The proceeds of the borrowings under the DIP Facility will be used for purposes permitted by orders of the Bankruptcy Court, including (i) for working capital and other general corporate purposes, (ii) to pay transaction costs, professional fees and other obligations and expenses incurred in connection with the DIP Facility, the Chapter 11 Cases and the transactions contemplated thereunder and (iii) to pay adequate protection expenses, if any, to the extent set forth in any order entered by the Bankruptcy Court.
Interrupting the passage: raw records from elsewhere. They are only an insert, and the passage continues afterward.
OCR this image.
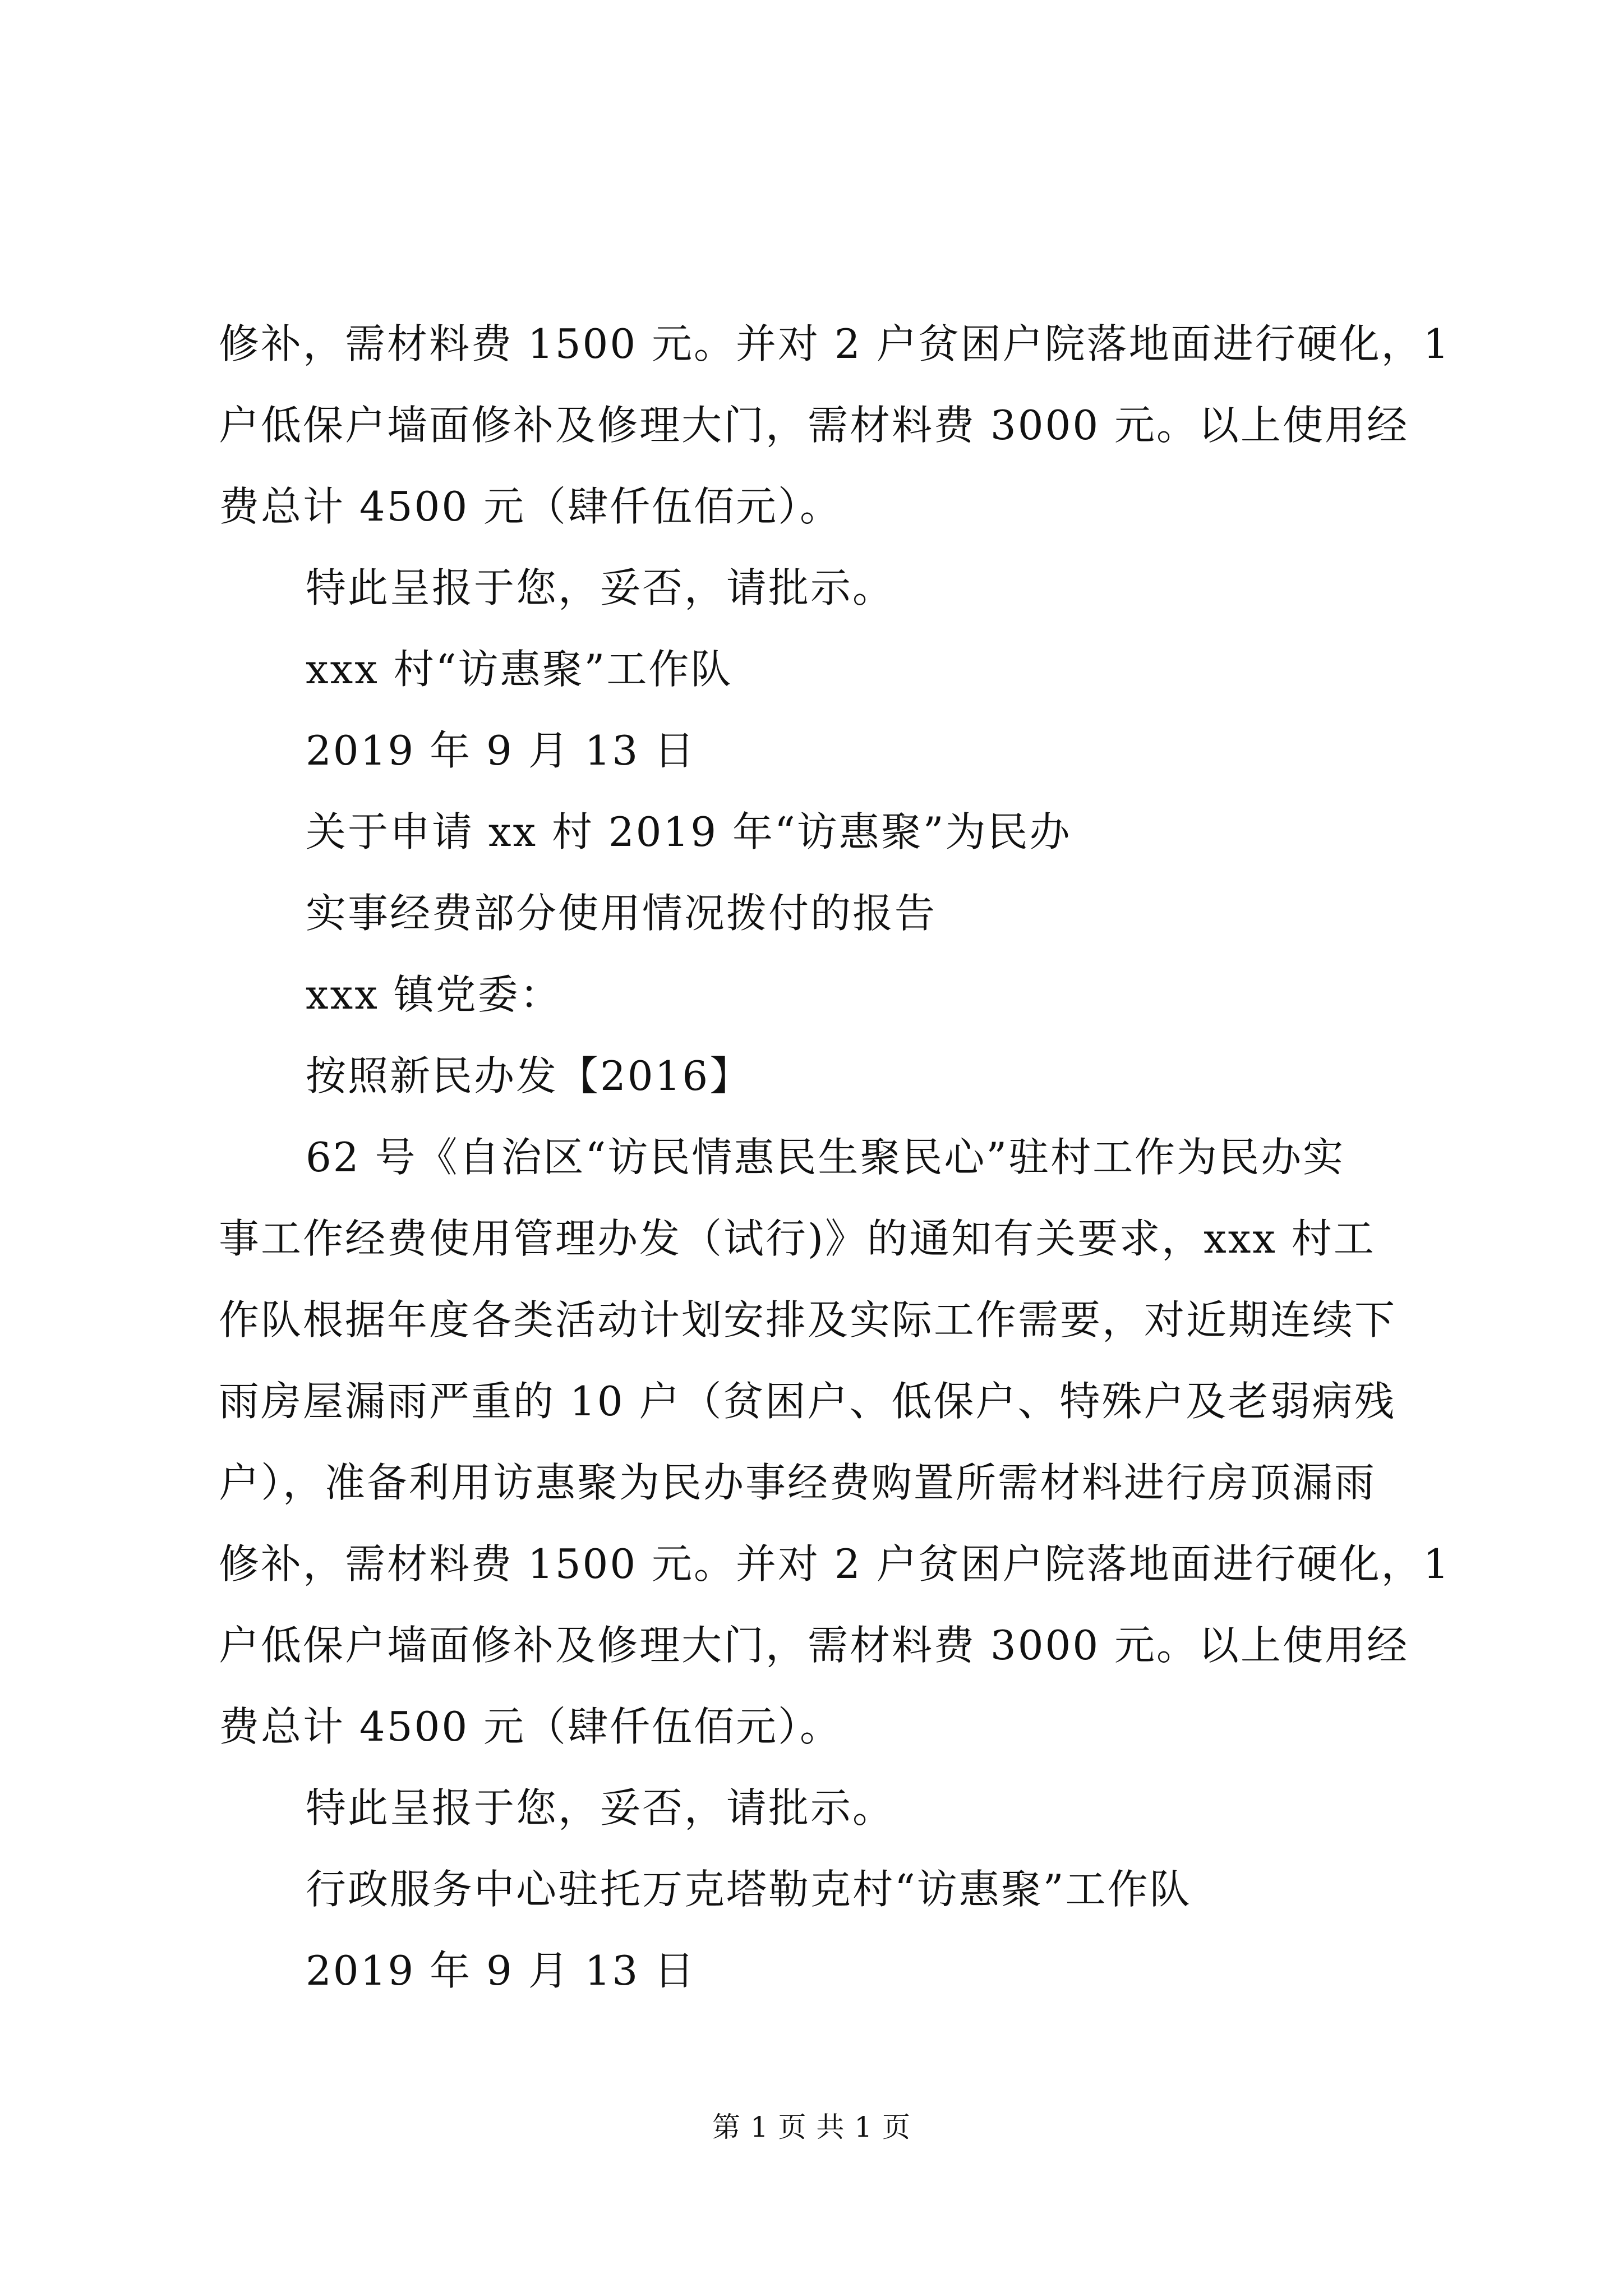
修补，需材料费 1500 元。并对 2 户贫困户院落地面进行硬化，1
户低保户墙面修补及修理大门，需材料费 3000 元。以上使用经
费总计 4500 元（肆仟伍佰元）。
特此呈报于您，妥否，请批示。
xxx 村“访惠聚”工作队
2019 年 9 月 13 日
关于申请 xx 村 2019 年“访惠聚”为民办
实事经费部分使用情况拨付的报告
xxx 镇党委：
按照新民办发【2016】
62 号《自治区“访民情惠民生聚民心”驻村工作为民办实
事工作经费使用管理办发（试行)》的通知有关要求，xxx 村工
作队根据年度各类活动计划安排及实际工作需要，对近期连续下
雨房屋漏雨严重的 10 户（贫困户、低保户、特殊户及老弱病残
户），准备利用访惠聚为民办事经费购置所需材料进行房顶漏雨
修补，需材料费 1500 元。并对 2 户贫困户院落地面进行硬化，1
户低保户墙面修补及修理大门，需材料费 3000 元。以上使用经
费总计 4500 元（肆仟伍佰元）。
特此呈报于您，妥否，请批示。
行政服务中心驻托万克塔勒克村“访惠聚”工作队
2019 年 9 月 13 日
第 1 页 共 1 页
The maturity date of the DIP Facility is earliest of (i) the date that is 6 months after the Effective Date, as such date may be extended pursuant to terms in the DIP Facility, (ii) the date on which all loans granted under the DIP Facility are accelerated and all unfunded commitments (if any) have been terminated in accordance with the DIP Facility, by operation of law or otherwise, (iii) the date the Bankruptcy Court orders a conversion of the Chapter 11 Cases to a chapter 7 liquidation or the dismissal of the chapter 11 case of any Debtor, (iv) the closing of any sale of assets pursuant to Section 363 of the Bankruptcy Code, which when taken together with all other sales of assets since the Effective Date, constitutes a sale of substantially all of the assets of the loan parties under the DIP Facility, (v) the date of the substantial consummation (as defined in Section 1101 of the Bankruptcy Code) of a chapter 11 plan of reorganization that is no later than the effective date of a chapter 11 plan of reorganization that is confirmed pursuant to an order of the Bankruptcy Court and (vi) proceedings under or pursuant to the Bankruptcy and Insolvency Act (Canada), as amended, have been commenced in respect of the DIP Facility guarantors organized under the laws of Canada (or any province thereof) unless otherwise consented to in writing by the majority DIP lenders (which consent may be communicated via an e-mail from certain specified advisors to the DIP Lenders).